Jun 5, 2018 | Jim Shalaby
As EHR data has tremendously grown over the past nine years (incentivized by Meaningful Use under the HITECH Act of 2009), we’re faced with the growing challenge of retrieving accurate and consistent data, whether it be for quality reporting, Clinical Decision Support (CDS) or general analytics. Why is getting accurate and consistent data such a problem? Some would say it’s due to lack of adoption of terminology standards or inconsistent use of clinical data models such as C-CDA. Although these are certainly contributors, they are only part of the larger problem.
Semantic Normalization, the process of representing information in a consistent and transparent way that enables querying the EHR in different ways and getting back consistent answers, is the very large missing piece. The current interoperability standards define constructs such as CCDs or FHIR resources that define standardized ways of representing and messaging clinical data between systems by defining “bindings” between terminology standards and clinical models. These are great stepping stones, but they aren’t flexible and often miss the true “meaning” of data that is being exchanged. This can be problematic when you’re using that same data for analytics and clinical decision support.
As an example, “find all patients with gentamicin allergies or intolerances” may seem like a simple query, but that information may be represented in many different ways in a chart outside of allergies and intolerances. Since current interoperability standards define a model for allergies and binds that model to RxNorm ingredients, we could easily query the EHR for allergies with the RxNorm code for the ingredient “gentamicin” (or a value set of all RxNorm codes for gentamicin). Here’s where we’re faced with our first “needle in the haystack” challenge: What if an “intolerance” or “adverse reaction” is represented in the patient’s problem list as “ototoxicity due to aminoglycosides exposure?” Since gentamicin is a member of the aminoglycosides family, it is equally likely to appear in the problem list as it is in the allergies or intolerances list. How do we know where to look in our clinical model to find the same meaning? Even if an EMR adhered to all current standards for this example we would still be faced with this challenge of having to know where to look for the right answer based on what we meant in our query. However, were we to ask the same question using a semantically normalized representation of this clinical fact we would greatly improve consistency and accuracy. Here’s the same query in a semantically normalized representation: “find all patients where substance involved is gentamicin as a causative agent for a condition.” Condition in a semantic model can have direct relationships to broad areas such as allergies, problems, observations and findings. The key here is having the right semantic model implemented in order to link/relate all of these concepts in a way that preserves meaning.

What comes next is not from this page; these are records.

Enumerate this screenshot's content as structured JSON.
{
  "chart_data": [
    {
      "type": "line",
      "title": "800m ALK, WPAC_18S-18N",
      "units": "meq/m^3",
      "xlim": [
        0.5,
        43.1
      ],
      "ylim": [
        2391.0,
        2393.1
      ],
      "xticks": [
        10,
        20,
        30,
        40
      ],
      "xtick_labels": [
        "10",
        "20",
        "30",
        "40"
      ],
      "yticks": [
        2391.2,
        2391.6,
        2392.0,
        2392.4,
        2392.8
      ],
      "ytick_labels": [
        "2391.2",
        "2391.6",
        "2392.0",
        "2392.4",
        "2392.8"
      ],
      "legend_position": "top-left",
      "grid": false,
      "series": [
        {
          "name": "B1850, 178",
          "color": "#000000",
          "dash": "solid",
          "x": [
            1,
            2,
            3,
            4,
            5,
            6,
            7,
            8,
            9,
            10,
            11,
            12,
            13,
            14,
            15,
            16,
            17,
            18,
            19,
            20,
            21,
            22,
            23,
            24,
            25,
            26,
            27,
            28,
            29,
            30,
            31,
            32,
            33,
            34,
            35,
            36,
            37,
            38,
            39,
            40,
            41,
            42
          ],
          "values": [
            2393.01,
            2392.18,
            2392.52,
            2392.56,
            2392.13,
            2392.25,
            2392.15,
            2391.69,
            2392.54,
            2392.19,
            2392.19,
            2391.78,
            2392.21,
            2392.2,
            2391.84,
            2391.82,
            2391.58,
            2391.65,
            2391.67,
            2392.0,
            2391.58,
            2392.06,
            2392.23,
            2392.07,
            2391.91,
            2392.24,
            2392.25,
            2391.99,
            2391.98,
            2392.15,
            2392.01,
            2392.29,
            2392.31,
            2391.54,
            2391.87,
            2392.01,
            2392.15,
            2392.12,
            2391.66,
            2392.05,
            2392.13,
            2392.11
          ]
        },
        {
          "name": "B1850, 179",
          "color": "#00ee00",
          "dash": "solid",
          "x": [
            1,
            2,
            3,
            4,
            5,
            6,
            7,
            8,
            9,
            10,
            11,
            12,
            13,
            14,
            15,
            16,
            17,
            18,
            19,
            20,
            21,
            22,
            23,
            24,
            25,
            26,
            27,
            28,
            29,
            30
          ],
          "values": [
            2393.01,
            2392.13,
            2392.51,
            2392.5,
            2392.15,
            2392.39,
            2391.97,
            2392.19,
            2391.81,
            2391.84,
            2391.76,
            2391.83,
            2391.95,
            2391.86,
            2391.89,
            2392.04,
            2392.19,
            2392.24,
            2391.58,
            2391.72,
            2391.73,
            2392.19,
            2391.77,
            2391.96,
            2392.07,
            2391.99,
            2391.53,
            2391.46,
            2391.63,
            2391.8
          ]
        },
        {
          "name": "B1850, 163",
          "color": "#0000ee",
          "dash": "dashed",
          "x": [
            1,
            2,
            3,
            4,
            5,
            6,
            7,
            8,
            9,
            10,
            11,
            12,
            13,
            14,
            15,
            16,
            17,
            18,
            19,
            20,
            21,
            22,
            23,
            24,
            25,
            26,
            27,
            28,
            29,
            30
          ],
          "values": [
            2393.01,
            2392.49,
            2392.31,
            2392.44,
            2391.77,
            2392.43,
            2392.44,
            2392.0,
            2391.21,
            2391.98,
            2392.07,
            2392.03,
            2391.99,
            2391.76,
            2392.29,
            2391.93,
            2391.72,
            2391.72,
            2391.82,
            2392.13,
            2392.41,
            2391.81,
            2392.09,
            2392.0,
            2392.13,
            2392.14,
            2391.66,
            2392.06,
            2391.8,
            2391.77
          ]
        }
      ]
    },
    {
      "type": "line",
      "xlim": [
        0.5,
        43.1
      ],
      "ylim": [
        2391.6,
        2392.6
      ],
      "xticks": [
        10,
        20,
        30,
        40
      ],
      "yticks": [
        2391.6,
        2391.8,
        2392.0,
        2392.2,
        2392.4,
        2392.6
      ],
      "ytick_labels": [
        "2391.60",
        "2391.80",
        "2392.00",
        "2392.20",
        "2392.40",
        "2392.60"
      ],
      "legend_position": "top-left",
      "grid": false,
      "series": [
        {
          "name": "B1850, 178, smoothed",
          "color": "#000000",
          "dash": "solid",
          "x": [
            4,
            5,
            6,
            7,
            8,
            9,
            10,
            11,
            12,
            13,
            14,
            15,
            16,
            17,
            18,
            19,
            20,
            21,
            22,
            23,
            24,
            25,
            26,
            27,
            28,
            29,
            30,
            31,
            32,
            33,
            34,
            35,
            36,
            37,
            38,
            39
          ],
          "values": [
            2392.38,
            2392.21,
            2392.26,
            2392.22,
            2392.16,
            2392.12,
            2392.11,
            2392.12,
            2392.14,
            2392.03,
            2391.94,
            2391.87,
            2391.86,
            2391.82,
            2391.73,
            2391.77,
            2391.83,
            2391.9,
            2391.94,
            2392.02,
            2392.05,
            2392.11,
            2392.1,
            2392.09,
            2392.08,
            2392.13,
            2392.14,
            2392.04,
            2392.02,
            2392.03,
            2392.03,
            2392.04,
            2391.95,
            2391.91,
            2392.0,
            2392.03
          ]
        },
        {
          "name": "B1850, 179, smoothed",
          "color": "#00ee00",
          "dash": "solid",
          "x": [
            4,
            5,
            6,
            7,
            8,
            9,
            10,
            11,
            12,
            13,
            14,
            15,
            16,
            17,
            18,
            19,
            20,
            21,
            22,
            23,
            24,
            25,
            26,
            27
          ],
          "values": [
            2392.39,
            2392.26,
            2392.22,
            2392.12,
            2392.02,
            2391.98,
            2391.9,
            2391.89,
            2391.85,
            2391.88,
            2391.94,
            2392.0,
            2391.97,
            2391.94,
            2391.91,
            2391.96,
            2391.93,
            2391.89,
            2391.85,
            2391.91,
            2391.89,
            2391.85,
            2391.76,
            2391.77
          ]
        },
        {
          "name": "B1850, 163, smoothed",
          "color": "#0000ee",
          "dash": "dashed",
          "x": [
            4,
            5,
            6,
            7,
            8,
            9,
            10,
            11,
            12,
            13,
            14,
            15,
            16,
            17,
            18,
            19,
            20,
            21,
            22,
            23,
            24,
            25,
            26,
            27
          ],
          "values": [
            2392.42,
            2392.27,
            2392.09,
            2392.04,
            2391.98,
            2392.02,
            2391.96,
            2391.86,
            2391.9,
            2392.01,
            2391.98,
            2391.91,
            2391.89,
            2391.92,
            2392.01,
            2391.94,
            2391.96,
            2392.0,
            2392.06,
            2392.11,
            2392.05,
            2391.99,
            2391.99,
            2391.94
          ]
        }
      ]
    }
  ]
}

There are several national efforts that are trying to meet this challenge. The HL7 Clinical Information Modeling Initiative (CIMI) is focused on representing reusable modular clinical information models that can provide isosemantic representation of a collection of discrete clinical facts such as blood pressure, weight, laboratory observations. CIMI works collaboratively with other initiatives such as LEGO, CLIM and DCM.
Another effort that we have been closely involved with, is the AMA’s Integrated Health Model Initiative (IHMI). IHMI approaches this challenge by enabling consistent representation of clinical function, state and goal with respect to disease management. The notions of function, state and goal are pillars that broadly support value based care. Ideally, clinical interventions should result in measurables clinical states that can be used to assess improvement in function towards patient specific goals. Semantic normalization is a key enabler to doing just that. IHMI collaborates with CIMI and FHIR towards improving/enabling CDS and analytics that support this aspect of disease management and value based care delivery.
Although it may sometimes seem that there is a lot of duplication of efforts between multiple initiatives, they are in fact addressing different aspects of the semantic normalization challenge. The HL7 CIMI efforts are focused on providing standards supporting isosemantic representations of clinical data to better enable analytics and CDS across a breadth of use cases. FHIR provides more consistent, richer interoperable messaging standards that can deliver better semantic “payloads” such as CIMI and IHMI. IHMI is focused on supporting specifically the representation of function, state and goals in a semantically normalized way that can enable CDS and measurement of progress towards achieving patient specific goals.
With all of these efforts in flight, I’m confident we’re on the way to consistently finding the right needle in the haystack. In the meantime, there’s still a lot of ambiguous data out there to contend with. I’d love to hear your thoughts/comments on how you’re managing semantic normalization today, and what you think of these efforts. Take care for now!